Soft lighting, warm tones, the faint hum of city life too far below the window, George’s eyes flew open.
“Wha—?”
It was not his room. It was a penthouse. A very nice, very un-George penthouse. The room alone looked like half his entire flat's area.
The mattress shifted slightly as he moved. Wait. Was someone—?
George blinked. Turned. Then screamed.
“WHAT. THE. FUCK?!”
Max Verstappen was in his bed. Shirtless. Asleep. Touching him.
Well, not just touching him— he had a whole damn arm looped around George’s waist like this was some twisted honeymoon suite in hell.
George kicked. Hard. Right foot to sternum. Verstappen—Max-fucking-Verstappen—went flying off the bed with a grunt.
“WHAT THE HELL IS THIS?!” George scrambled back, ignoring the fire blazing down his leg, heart jackhammering in his chest. “ARE YOU—ARE YOU KIDNAPPING ME?! YOU—ASSAULTER! CREEP! WHAT IS THIS?! WHERE AM I?!”
Max groaned from the floor, somehow not even mad, the fucker. He rubbed his chest, flinched slightly (okay good), and then—
Smiled.
Smiled?!
“Good morning to you too, Mr. Verstappen.”
George froze. His mouth fell open like a broken Pez dispenser. His brain blue-screened.
“WHAT THE ACTUAL FUCK—”
One minute silence.
George stared at him.
Just stared.
Max had just called him Mr. Verstappen.
There was no air in the room. Just this surreal vanilla-musk scented fog that felt like a dream stitched together by the Devil himself. His body ached, his mind fogged—but that word—that name—! punched through the haze like lightning in a blackout.
“…Repeat that?” George’s voice came out hoarse, as if someone had run sandpaper down his throat. Still sharp enough to slice. “Repeat. What the fuck you just said.”
Max’s mouth opened slightly, blue eyes—calm, too calm—watching him. “Mr Verstappen—”
George screamed.
Louder than before. If volume alone could kill, Monaco would’ve had a goddamn state funeral this morning.
“FUCK. YOU. You psychotic bastard!” George grabbed the nearest thing on the nightstand—a very expensive-looking ceramic vase—and launched it. “What the FUCK is this?! Some twisted simulation?! DID YOU DRUG ME?!”
The vase shattered spectacularly against the wall inches from Max’s head.
Max didn’t even flinch.
George grabbed a pillow next.

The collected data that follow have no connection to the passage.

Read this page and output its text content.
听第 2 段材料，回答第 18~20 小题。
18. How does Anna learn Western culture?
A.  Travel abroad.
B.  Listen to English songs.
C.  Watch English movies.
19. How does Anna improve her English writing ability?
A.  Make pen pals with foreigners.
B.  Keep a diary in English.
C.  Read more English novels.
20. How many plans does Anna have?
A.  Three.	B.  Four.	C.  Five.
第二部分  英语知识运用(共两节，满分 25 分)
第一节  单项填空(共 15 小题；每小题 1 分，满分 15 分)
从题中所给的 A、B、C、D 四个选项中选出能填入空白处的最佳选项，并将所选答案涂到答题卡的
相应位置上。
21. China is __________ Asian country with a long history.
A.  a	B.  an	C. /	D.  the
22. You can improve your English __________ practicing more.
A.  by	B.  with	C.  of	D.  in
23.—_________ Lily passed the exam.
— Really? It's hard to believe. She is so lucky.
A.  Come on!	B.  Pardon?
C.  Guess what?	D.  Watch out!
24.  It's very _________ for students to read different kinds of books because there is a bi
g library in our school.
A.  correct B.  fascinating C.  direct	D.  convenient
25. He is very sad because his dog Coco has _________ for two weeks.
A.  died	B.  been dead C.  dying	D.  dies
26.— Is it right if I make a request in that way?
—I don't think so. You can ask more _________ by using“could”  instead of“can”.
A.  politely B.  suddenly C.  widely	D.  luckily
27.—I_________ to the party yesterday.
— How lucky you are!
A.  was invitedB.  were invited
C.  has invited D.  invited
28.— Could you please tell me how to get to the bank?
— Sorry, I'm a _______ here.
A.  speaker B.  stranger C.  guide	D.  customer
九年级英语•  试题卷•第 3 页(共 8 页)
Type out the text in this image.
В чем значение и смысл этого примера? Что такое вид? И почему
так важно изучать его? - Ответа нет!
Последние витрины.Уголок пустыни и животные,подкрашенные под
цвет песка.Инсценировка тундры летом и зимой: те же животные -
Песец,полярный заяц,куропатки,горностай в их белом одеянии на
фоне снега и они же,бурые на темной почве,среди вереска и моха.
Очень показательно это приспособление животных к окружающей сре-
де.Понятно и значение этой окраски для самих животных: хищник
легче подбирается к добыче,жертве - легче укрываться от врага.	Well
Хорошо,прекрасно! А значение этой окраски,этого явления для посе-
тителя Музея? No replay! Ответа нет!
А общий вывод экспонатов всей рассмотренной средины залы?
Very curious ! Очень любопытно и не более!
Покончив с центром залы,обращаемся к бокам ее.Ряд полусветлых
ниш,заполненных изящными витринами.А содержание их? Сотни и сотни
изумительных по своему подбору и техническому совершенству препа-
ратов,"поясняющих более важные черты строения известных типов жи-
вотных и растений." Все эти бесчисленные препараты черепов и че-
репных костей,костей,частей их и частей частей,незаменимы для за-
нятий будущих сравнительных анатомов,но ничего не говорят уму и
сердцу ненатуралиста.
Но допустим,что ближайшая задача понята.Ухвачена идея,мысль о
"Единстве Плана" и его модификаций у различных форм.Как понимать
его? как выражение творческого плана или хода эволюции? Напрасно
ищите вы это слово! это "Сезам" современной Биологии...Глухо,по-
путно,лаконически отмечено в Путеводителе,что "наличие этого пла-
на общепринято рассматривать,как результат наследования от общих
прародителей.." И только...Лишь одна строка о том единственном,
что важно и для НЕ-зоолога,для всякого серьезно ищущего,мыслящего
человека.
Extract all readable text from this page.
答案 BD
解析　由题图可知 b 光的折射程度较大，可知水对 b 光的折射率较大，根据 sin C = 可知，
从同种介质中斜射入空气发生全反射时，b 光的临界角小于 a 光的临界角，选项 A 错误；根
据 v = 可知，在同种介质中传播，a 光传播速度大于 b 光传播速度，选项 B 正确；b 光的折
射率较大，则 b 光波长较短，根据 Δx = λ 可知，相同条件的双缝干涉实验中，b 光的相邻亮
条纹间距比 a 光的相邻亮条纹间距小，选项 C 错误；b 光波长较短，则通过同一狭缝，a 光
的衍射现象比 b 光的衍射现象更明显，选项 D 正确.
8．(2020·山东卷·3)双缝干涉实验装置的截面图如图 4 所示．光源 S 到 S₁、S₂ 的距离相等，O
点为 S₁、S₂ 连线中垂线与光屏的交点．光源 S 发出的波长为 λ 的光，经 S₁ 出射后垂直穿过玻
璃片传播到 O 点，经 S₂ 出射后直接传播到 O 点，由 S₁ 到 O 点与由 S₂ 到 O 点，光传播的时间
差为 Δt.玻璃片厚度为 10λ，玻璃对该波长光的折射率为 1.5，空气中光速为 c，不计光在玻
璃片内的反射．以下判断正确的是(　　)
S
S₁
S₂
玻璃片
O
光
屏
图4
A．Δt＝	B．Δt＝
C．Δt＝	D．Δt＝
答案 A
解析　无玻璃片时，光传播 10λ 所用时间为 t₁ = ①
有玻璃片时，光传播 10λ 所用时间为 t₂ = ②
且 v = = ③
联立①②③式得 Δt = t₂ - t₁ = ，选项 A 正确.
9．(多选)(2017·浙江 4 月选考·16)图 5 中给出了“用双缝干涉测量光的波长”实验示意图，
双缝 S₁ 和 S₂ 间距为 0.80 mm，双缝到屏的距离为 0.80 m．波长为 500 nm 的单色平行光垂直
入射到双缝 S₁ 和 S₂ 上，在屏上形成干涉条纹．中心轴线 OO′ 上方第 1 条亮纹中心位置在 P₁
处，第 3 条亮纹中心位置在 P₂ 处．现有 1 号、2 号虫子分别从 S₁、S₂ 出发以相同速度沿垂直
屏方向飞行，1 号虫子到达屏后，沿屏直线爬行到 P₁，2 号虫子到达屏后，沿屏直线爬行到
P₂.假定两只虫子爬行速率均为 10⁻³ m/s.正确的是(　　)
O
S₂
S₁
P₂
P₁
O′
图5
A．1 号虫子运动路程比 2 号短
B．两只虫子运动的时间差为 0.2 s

Then the water glass. Then something gold and metallic—a fucking award?—and hurled it with equal fury. Max ducked that one.
“Touching me in my sleep like a FUCKING creep?! You have no SHAME—oh my GOD—did you kidnap me?! You kidnap me, you drugged me—what is this, some twisted experiment for Red Bull?! I swear to God—” He jabbed a finger. “I knew you hated losing, Verstappen, but THIS—this is PEAK PSYCHOPATH.”
Max, somehow, managed to speak through the hurricane of George’s nuclear rage.
“You just woke up. You’re in pain. You need to slow down, George.”
George's left leg screamed every time he shifted. His right hand felt like it had been steamrolled. His ribs creaked like old floorboards. But fuck if he was going to give Max the satisfaction of being right.
“I AM NOT IN PAIN.” he barked, nearly breaking another glass. “What I am is fucking confused, traumatized, and assaulted. Where am I?! What year is it?! Why the hell are you in my bed?!”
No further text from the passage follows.